Importantly, the Equal Protection fetal personhood argument also has surprising implications for our criminal law and constitutional order. In particular, it would seemingly allow individuals and entities (with standing) to force the government to institute criminal proceedings against putative violators, and perhaps to even legislate in ways that prohibit abortion. And for it to be effective, it would need to be able to override government actors who exercise discretion against bringing such actions—like prosecutors who think it is difficult to bring and win such cases and legislators who think it is difficult to write fair-minded statutes. All in the name of ensuring Equal Protection. But then we might ask whether other putative Equal Protection claims could similarly force government action. Could victims wield this argument to force prosecutors to institute charges against likely suspects?

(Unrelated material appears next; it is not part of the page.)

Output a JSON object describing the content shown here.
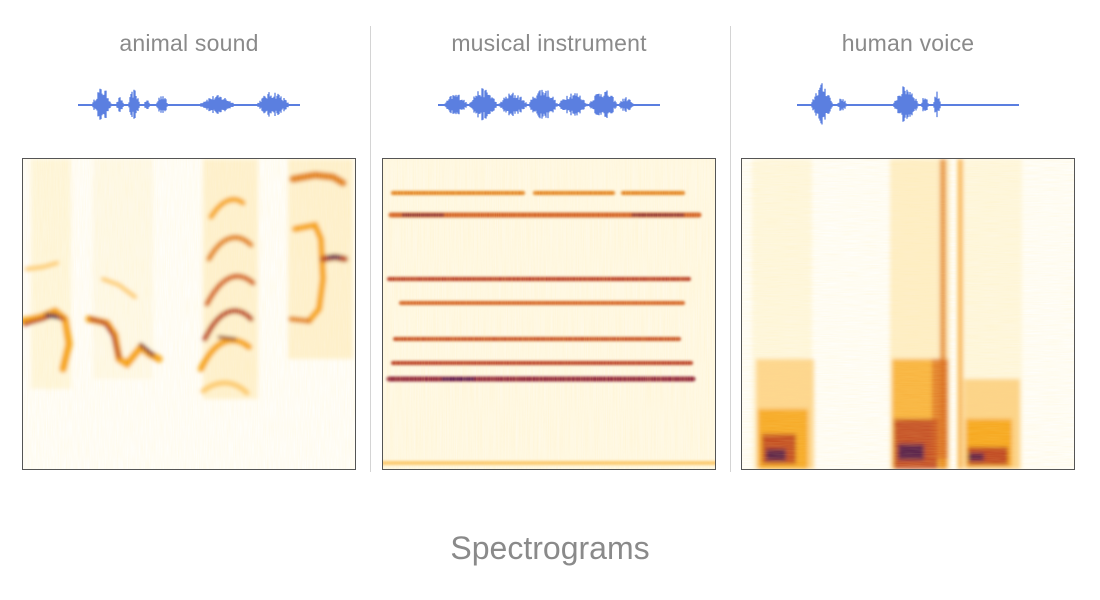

Could one force states to pass anti-discrimination laws and hate crime laws? There might be ways to forge a coherent Equal Protection doctrine of this sort, but it will likely be through a gauntlet of tumult.
We have already seen the Roberts Court engage in a sea-change to our constitutional order, in the form of the Bruenization of rights—which displaces means-end reasoning in favor of a search for historical analogues present at the time of the Founding and Reconstruction. That change has had mixed results, to say the least. On my reading, Rahimi is a polite mea culpa for how much confusion Bruen has sown. Fetal personhood is in a different ballgame. Our Constitution would be unrecognizable.